Permissions Set For the Message Store Services Account

When you run the Permissions wizard, the following permissions are set for the message store services account.

User Rights

The message store services account is granted the following user rights:

Log on as a service.

Act as part of the operating system.

Log on as a batch job.

Group Membership

The message store services account is added to one of the following groups:

The Administrators group, when the Cisco Unity server is a domain controller.

The Local Administrators group, when the Cisco Unity server is not a domain controller.

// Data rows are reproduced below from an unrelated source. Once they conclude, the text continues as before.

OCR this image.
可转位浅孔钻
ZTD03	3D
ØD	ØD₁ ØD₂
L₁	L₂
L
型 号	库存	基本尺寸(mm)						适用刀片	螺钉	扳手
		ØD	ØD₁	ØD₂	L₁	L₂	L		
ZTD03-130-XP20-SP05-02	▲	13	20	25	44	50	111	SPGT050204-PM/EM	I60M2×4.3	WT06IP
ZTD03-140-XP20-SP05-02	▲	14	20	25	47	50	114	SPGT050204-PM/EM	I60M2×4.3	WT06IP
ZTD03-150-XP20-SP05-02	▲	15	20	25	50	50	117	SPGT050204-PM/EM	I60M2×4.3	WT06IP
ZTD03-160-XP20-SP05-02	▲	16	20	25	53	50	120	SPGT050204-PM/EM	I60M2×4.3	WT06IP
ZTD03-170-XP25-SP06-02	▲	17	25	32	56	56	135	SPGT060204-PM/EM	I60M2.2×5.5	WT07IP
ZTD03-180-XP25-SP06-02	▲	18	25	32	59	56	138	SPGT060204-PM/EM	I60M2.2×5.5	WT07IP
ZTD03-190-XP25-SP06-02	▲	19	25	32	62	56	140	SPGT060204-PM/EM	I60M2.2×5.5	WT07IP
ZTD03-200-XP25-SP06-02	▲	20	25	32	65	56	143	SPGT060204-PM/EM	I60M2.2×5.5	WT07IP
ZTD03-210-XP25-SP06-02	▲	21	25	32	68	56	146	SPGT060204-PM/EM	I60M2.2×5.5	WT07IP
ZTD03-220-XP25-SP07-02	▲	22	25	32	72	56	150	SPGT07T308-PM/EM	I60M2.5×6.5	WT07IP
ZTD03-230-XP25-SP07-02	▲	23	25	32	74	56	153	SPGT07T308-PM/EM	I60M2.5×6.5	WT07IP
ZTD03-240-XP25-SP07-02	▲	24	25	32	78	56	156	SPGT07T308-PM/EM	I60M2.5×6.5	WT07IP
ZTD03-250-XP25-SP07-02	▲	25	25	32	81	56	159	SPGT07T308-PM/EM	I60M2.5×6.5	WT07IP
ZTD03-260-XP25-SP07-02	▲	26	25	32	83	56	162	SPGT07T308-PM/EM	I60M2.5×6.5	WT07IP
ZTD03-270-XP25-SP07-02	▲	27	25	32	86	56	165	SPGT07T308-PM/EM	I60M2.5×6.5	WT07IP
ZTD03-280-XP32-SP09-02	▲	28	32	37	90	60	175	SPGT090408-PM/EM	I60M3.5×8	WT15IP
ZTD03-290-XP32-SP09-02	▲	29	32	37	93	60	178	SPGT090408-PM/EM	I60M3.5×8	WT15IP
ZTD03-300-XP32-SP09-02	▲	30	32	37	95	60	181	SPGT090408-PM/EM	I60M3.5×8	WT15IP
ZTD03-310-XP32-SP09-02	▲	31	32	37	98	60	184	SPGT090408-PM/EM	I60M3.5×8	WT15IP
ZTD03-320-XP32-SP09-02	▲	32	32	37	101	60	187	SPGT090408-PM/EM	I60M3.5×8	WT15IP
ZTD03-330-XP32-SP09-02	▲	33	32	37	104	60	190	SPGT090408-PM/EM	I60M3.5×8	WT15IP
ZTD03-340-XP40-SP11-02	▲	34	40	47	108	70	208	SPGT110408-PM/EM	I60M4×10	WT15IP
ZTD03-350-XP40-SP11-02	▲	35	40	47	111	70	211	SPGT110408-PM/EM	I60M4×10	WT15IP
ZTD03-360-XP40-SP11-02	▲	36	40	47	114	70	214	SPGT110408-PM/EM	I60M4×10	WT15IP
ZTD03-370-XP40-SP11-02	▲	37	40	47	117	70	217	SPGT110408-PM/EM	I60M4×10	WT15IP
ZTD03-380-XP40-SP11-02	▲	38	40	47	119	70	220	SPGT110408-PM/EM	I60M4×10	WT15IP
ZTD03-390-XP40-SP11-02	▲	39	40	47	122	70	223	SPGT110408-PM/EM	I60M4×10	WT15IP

In addition, the message store services account is added to the Exchange Domain Servers group

Caution The account that owns Cisco Unity message store services cannot be a member of the Domain Admins group or be an Exchange 2000 administrator.

Permissions Set for Exchange 5.5

Permissions Set for the Installation Account

When you run the Permissions wizard, the following permissions are set for the installation account.

User Rights

The installation account is granted the following user rights:

Log on as a service.

Act as part of the operating system.

Log on as a batch job.

Group Membership

The installation account is added to one of the following groups:

The Administrators group, when the Cisco Unity server is a domain controller.

The Local Administrators group, when the Cisco Unity server is not a domain controller.

Permissions Set for the Directory and Message Store Services Account

When you run the Permissions wizard, the following permissions are set for the directory and message store services account.

User Rights

The directory and message store services account is granted the following user rights:

Log on as a service.

Act as part of the operating system.

Log on as a batch job.

Group Membership

The directory and message store services account is added to one of the following groups:

The Administrators group, when the Cisco Unity server is a domain controller.

The Local Administrators group, when the Cisco Unity server is not a domain controller.